Any discussion of fine kosher dining in Los Angeles must include Pat's, one of the first and best-known upscale kosher restaurants in Los Angeles. The trajectory of their owners -- chef Pat Fine and her husband, Errol, who runs the business -- mirrors the transformation of kosher dining in the city.

Twenty-five years ago, the South African-born, Modern Orthodox couple started Elite Cuisine, with both a deli and takeout in Santa Monica and near Hancock Park.
Then about 15 years ago, they decided to close up shop and open a real restaurant. "We felt our skills were more toward restaurant than deli," said Pat Fine. She felt her culinary talents were wasted on a deli.
She likes to tell the story of an early dissatisfied walk-in.
"Where's the chicken soup and matzah balls?" he demanded. Today, she said, this same man calls in his order for the ravioli of the day.
"He never asked for chicken soup again," she said. "From gefilte fish and matzah balls, in many respects we educated the customers."
"We wanted to make people proud to come into our restaurant, not to feel it was kosher," she said, echoing many of the new restaurateurs.
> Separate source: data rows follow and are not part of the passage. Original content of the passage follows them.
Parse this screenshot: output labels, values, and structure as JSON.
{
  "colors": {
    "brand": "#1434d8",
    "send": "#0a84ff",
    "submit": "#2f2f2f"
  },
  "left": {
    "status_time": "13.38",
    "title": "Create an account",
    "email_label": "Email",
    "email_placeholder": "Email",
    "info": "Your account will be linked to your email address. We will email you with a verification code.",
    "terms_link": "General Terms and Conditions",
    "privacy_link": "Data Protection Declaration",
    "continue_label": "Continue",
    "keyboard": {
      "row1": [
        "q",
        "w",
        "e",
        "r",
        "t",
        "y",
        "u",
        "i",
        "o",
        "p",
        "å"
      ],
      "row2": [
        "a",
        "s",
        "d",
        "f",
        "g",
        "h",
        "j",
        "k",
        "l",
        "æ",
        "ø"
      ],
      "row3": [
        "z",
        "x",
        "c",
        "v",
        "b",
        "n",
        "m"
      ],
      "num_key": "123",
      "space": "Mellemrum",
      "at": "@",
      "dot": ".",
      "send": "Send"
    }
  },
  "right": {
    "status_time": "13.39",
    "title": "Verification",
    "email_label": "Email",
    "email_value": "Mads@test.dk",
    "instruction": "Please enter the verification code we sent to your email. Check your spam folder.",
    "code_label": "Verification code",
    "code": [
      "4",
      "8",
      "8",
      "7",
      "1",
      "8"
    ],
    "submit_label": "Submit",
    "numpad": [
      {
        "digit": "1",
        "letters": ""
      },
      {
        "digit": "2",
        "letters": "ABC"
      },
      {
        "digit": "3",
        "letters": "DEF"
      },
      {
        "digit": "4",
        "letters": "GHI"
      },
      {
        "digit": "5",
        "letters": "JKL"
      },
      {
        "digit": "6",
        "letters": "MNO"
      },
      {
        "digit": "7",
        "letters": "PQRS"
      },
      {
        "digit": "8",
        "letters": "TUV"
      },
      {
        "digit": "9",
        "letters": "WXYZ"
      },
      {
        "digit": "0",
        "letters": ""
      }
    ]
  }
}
"We wanted to take kosher out of the dinginess into the limelight, to show that kosher can be delicious. In those days, it was falafel, stuffed cabbage."
When they opened the eponymous Pat's in what now seems like a prime location on Pico Boulevard and Doheny Drive, Pico wasn't the "hood" it is today. The center of L.A. Modern Orthodoxy was just first beginning to bloom, and there were only a few kosher places.
"It was sparse," said Errol Fine.
There were a few other kosher places: The Milky Way preceded them, as did a smaller Pico Kosher Deli, but Nagila pizzeria and schwarma, a local teen and family hangout, came later. Nowadays, Pico is to kosher what Rodeo Drive is to luxury.
"We're the anchor for the restaurants around here," he said.
Pat's is also a catering business, with exclusive contracts to the Ritz chain and the Simon Wiesenthal Center, and subcontractor for many events in the city, for example, if a Spago event needs to be kosher or have kosher food, which increasingly occurs nowadays. The catering business accounts for about 65 percent of their revenue and serves as a model for many new establishments in the city that hope to offer catering, as well.
The restaurant seats about 120 and has been redecorated twice to keep up with the times. That's very important to Pat Fine. "We keep up with the current food trends," she said, talking about health, portion control, elegant presentation and the latest food demands. For example, Tuesday nights are sushi. Seared tuna is an appetizer.
Avocado graces the salads. For the most part, Pat's can be called fusion, with options of meat, chicken, fish and pasta.
"The customer has become more sophisticated," Errol Fine said.
"People are becoming ba'al teshuvah and they know what to eat, but everyone's excited to try new things."
Today one probably wouldn't call Pat's cutting-edge kosher. Pat Fine is a self-taught cook (trained as a pharmacist), and many describe the restaurant as more of a day-to-day place, rather than an "event" restaurant. But the Fines said they welcome the new arrivals.
"In a way it just underlines the fact that we're good, and it gives our customers another choice. The community has grown," Errol Fine said.
Besides, Pat's has been around for a while.
"Restaurants have come and gone," he said. "It all takes the test of time."